My rig works exactly once. I keep having to configure it over and over

TL:DR I’m not sure if this is an Ubuntu problem or an Nvidia problem. My configuration lasts exactly once and doesn’t stay after a reboot.

I see release dates are jiving with the testing I’m doing so I’d hope to contribute something along the way. Part of my difficulty is chasing these behaviors with “black box” testing. I’ve never debugged drivers, so this part is new. The last several weeks have seen several updates to this range of drivers and I’ve tried them all with the same results.

Ubuntu 22.04 LTS
Nvidia 3070 card (8GB)
510-545 drivers all do the following behaviors.

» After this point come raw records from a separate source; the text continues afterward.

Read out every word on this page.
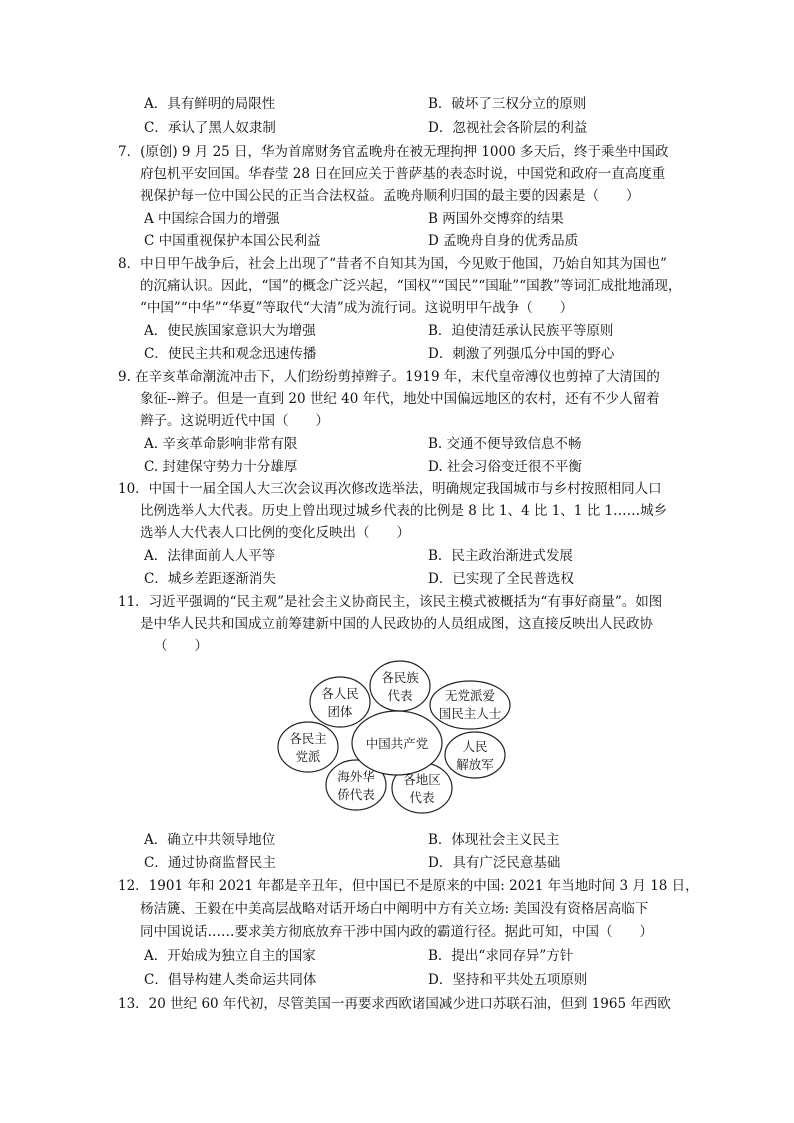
A．具有鲜明的局限性	B．破坏了三权分立的原则
C．承认了黑人奴隶制	D．忽视社会各阶层的利益
7．(原创) 9 月 25 日，华为首席财务官孟晚舟在被无理拘押 1000 多天后，终于乘坐中国政
府包机平安回国。华春莹 28 日在回应关于普萨基的表态时说，中国党和政府一直高度重
视保护每一位中国公民的正当合法权益。孟晚舟顺利归国的最主要的因素是（　　）
A 中国综合国力的增强	B 两国外交博弈的结果
C 中国重视保护本国公民利益	D 孟晚舟自身的优秀品质
8．中日甲午战争后，社会上出现了“昔者不自知其为国，今见败于他国，乃始自知其为国也”
的沉痛认识。因此，“国”的概念广泛兴起，“国权”“国民”“国耻”“国教”等词汇成批地涌现，
“中国”“中华”“华夏”等取代“大清”成为流行词。这说明甲午战争（　　）
A．使民族国家意识大为增强	B．迫使清廷承认民族平等原则
C．使民主共和观念迅速传播	D．刺激了列强瓜分中国的野心
9. 在辛亥革命潮流冲击下，人们纷纷剪掉辫子。1919 年，末代皇帝溥仪也剪掉了大清国的
象征--辫子。但是一直到 20 世纪 40 年代，地处中国偏远地区的农村，还有不少人留着
辫子。这说明近代中国（　　）
A. 辛亥革命影响非常有限	B. 交通不便导致信息不畅
C. 封建保守势力十分雄厚	D. 社会习俗变迁很不平衡
10．中国十一届全国人大三次会议再次修改选举法，明确规定我国城市与乡村按照相同人口
比例选举人大代表。历史上曾出现过城乡代表的比例是 8 比 1、4 比 1、1 比 1……城乡
选举人大代表人口比例的变化反映出（　　）
A．法律面前人人平等	B．民主政治渐进式发展
C．城乡差距逐渐消失	D．已实现了全民普选权
11．习近平强调的“民主观”是社会主义协商民主，该民主模式被概括为“有事好商量”。如图
是中华人民共和国成立前筹建新中国的人民政协的人员组成图，这直接反映出人民政协
（　　）
中国共产党
各人民
团体
各民族
代表	无党派爱
国民主人士
各民主
党派
人民
解放军
海外华
侨代表
各地区
代表
A．确立中共领导地位	B．体现社会主义民主
C．通过协商监督民主	D．具有广泛民意基础
12．1901 年和 2021 年都是辛丑年，但中国已不是原来的中国: 2021 年当地时间 3 月 18 日，
杨洁篪、王毅在中美高层战略对话开场白中阐明中方有关立场: 美国没有资格居高临下
同中国说话……要求美方彻底放弃干涉中国内政的霸道行径。据此可知，中国（　　）
A．开始成为独立自主的国家	B．提出“求同存异”方针
C．倡导构建人类命运共同体	D．坚持和平共处五项原则
13．20 世纪 60 年代初，尽管美国一再要求西欧诸国减少进口苏联石油，但到 1965 年西欧
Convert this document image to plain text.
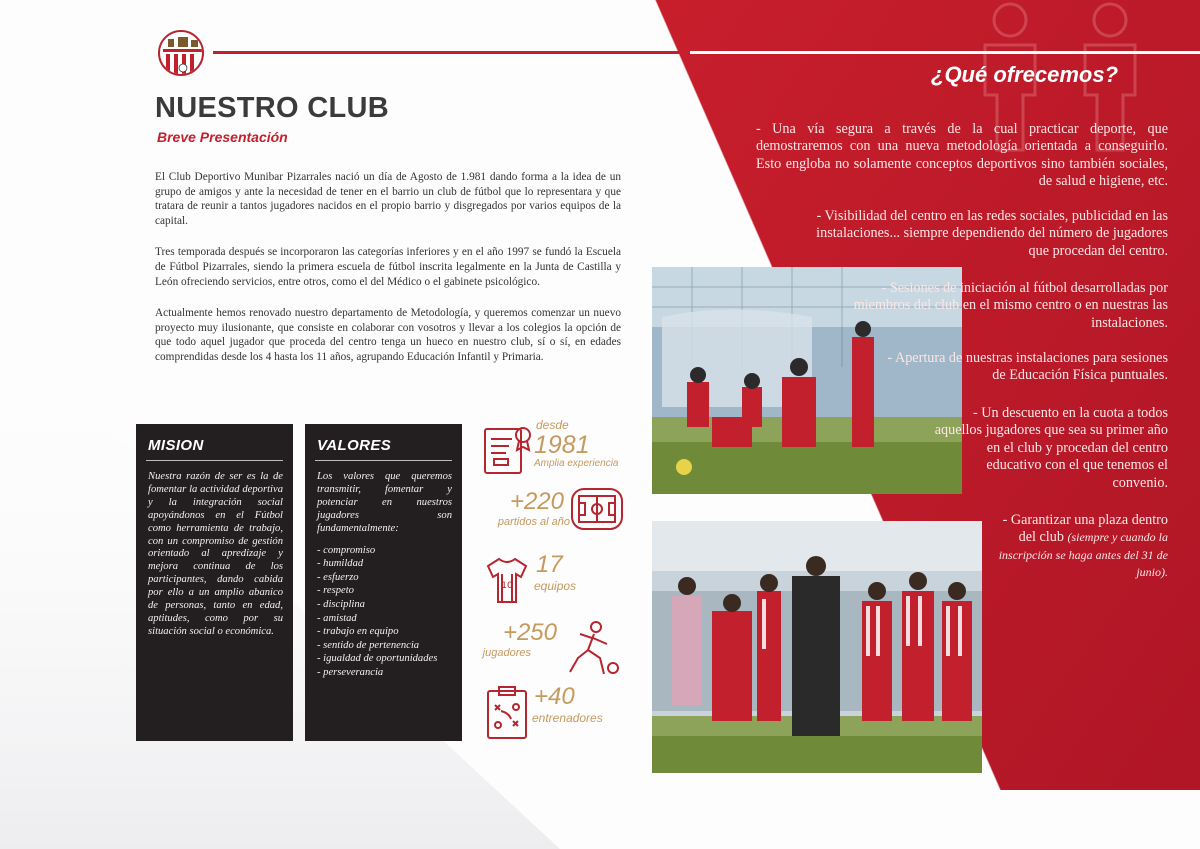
NUESTRO CLUB
Breve Presentación

El Club Deportivo Munibar Pizarrales nació un día de Agosto de 1.981 dando forma a la idea de un grupo de amigos y ante la necesidad de tener en el barrio un club de fútbol que lo representara y que tratara de reunir a tantos jugadores nacidos en el propio barrio y disgregados por varios equipos de la capital.

Tres temporada después se incorporaron las categorías inferiores y en el año 1997 se fundó la Escuela de Fútbol Pizarrales, siendo la primera escuela de fútbol inscrita legalmente en la Junta de Castilla y León ofreciendo servicios, entre otros, como el del Médico o el gabinete psicológico.

Actualmente hemos renovado nuestro departamento de Metodología, y queremos comenzar un nuevo proyecto muy ilusionante, que consiste en colaborar con vosotros y llevar a los colegios la opción de que todo aquel jugador que proceda del centro tenga un hueco en nuestro club, sí o sí, en edades comprendidas desde los 4 hasta los 11 años, agrupando Educación Infantil y Primaria.

MISION

Nuestra razón de ser es la de fomentar la actividad deportiva y la integración social apoyándonos en el Fútbol como herramienta de trabajo, con un compromiso de gestión orientado al apredizaje y mejora continua de los participantes, dando cabida por ello a un amplio abanico de personas, tanto en edad, aptitudes, como por su situación social o económica.

VALORES

Los valores que queremos transmitir, fomentar y potenciar en nuestros jugadores son fundamentalmente:

- compromiso
- humildad
- esfuerzo
- respeto
- disciplina
- amistad
- trabajo en equipo
- sentido de pertenencia
- igualdad de oportunidades
- perseverancia
desde
1981
Amplia experiencia
+220
partidos al año
10
17
equipos
+250
jugadores
+40
entrenadores
¿Qué ofrecemos?

- Una vía segura a través de la cual practicar deporte, que demostraremos con una nueva metodología orientada a conseguirlo. Esto engloba no solamente conceptos deportivos sino también sociales, de salud e higiene, etc.

- Visibilidad del centro en las redes sociales, publicidad en las instalaciones... siempre dependiendo del número de jugadores que procedan del centro.

- Sesiones de iniciación al fútbol desarrolladas por miembros del club en el mismo centro o en nuestras las instalaciones.

- Apertura de nuestras instalaciones para sesiones de Educación Física puntuales.

- Un descuento en la cuota a todos aquellos jugadores que sea su primer año en el club y procedan del centro educativo con el que tenemos el convenio.

- Garantizar una plaza dentro del club (siempre y cuando la inscripción se haga antes del 31 de junio).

v545 finally worked but this underlying issue has been a problem for weeks. Whenever I get a stable installation, it lasts only once. Why?

Odd details:

When it crashes, I’m seeing what looks like artifacts on the bootup log screen. It looks to be trying to put up a rest API bubble or two before the graphics are done loading. When this happens, bootup gets stuck in a loop trying to start endless sessions. Maybe something was left in there during testing or it’s on my end? I don’t know.

When I’m not getting the above bubble artifacts, I get a black screen or green bars and dots and have to start over.

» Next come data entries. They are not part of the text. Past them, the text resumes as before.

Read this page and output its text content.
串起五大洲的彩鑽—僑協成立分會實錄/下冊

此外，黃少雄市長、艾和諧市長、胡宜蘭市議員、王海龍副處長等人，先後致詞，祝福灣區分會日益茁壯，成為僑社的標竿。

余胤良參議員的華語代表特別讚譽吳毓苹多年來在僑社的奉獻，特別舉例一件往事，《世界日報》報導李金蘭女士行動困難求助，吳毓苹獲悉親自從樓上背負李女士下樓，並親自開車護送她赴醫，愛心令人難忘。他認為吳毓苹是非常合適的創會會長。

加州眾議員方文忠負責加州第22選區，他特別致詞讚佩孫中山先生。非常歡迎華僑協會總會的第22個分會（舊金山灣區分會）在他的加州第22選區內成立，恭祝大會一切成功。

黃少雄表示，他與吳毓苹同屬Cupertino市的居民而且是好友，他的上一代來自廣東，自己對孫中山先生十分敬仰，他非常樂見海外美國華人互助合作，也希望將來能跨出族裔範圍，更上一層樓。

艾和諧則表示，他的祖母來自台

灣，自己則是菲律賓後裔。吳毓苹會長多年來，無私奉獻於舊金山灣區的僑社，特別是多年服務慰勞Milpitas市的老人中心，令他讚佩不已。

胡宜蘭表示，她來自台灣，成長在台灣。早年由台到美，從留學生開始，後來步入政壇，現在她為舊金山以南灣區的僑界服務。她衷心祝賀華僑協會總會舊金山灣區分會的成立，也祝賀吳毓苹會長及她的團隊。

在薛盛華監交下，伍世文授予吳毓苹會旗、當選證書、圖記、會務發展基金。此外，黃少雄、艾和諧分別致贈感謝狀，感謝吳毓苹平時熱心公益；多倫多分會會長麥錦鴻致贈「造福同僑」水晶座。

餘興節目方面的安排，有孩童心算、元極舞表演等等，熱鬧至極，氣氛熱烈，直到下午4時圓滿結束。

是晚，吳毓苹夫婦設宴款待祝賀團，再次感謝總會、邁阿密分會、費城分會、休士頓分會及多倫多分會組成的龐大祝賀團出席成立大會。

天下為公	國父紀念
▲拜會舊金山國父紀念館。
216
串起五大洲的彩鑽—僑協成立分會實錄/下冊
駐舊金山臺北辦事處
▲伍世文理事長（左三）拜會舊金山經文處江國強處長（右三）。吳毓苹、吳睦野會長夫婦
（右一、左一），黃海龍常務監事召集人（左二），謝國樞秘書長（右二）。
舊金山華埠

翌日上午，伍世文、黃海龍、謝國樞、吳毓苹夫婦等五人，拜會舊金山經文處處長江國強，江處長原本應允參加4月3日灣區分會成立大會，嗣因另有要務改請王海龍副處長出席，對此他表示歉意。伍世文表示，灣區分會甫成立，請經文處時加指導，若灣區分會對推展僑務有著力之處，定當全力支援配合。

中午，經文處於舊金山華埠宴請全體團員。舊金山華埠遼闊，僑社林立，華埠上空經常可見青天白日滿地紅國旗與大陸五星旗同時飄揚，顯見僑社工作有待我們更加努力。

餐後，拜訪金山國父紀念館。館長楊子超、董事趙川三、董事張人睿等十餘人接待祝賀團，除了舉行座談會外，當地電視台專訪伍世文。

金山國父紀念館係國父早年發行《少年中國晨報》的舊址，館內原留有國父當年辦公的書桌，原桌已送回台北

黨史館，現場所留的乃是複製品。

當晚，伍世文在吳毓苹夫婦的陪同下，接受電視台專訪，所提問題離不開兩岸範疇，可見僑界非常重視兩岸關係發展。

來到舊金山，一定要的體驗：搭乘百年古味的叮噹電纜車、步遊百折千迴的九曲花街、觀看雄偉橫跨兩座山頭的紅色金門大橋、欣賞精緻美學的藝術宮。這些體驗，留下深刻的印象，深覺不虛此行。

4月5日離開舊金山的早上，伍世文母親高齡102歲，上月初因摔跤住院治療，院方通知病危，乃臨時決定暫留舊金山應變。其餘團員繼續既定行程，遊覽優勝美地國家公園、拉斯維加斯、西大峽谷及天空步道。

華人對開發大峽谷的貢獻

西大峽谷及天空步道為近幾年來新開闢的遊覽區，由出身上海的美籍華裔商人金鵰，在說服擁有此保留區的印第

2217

I’ve tried both ubuntu installs and nvidia drivers and the cuda toolkit. I know how to clean up the libs and lacklist nouveau. This last round of testing was the first time 545 and 12.3 CUDA has worked for me. I had to mix the ubuntu autoinstall with the Nvidia CUDA install to make that work.

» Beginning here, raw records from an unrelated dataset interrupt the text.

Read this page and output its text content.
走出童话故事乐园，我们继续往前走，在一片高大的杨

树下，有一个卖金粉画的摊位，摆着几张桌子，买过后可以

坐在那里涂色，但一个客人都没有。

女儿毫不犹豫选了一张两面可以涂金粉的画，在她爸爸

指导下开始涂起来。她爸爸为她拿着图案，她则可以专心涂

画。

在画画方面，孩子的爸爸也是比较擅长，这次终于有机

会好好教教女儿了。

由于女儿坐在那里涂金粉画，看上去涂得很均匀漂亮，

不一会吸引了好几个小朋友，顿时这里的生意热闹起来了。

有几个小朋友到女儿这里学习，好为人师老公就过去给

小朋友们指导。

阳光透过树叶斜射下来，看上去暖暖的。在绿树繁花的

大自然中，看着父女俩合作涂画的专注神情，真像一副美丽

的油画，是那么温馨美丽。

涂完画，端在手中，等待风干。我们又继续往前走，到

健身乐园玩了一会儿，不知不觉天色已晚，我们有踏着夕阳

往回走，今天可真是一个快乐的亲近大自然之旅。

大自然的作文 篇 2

If I could get this to just stick, I’d be plenty happy and can move on studying AI.

Hi there @gmtrs and welcome to the NVIDIA developer forums.

What are “rest API bubbles”? Did you consider possible Hardware issues?

In general the recommendation is to NOT mix installation methods. Ever.
Clean install Ubuntu.
Install CUDA which will include(!) the correct driver, following instructions to the letter.

If that already causes a crash and reboot loop, it is very likely you have a Hardware issue. Check for GPU seating in the PCIe slot, check the CPU, temperatures, fans, etc.

The combination of Ubuntu and GPU is something that a lot of people are using successfully, also with CUDA, meaning there is nothing “left in there during testing”.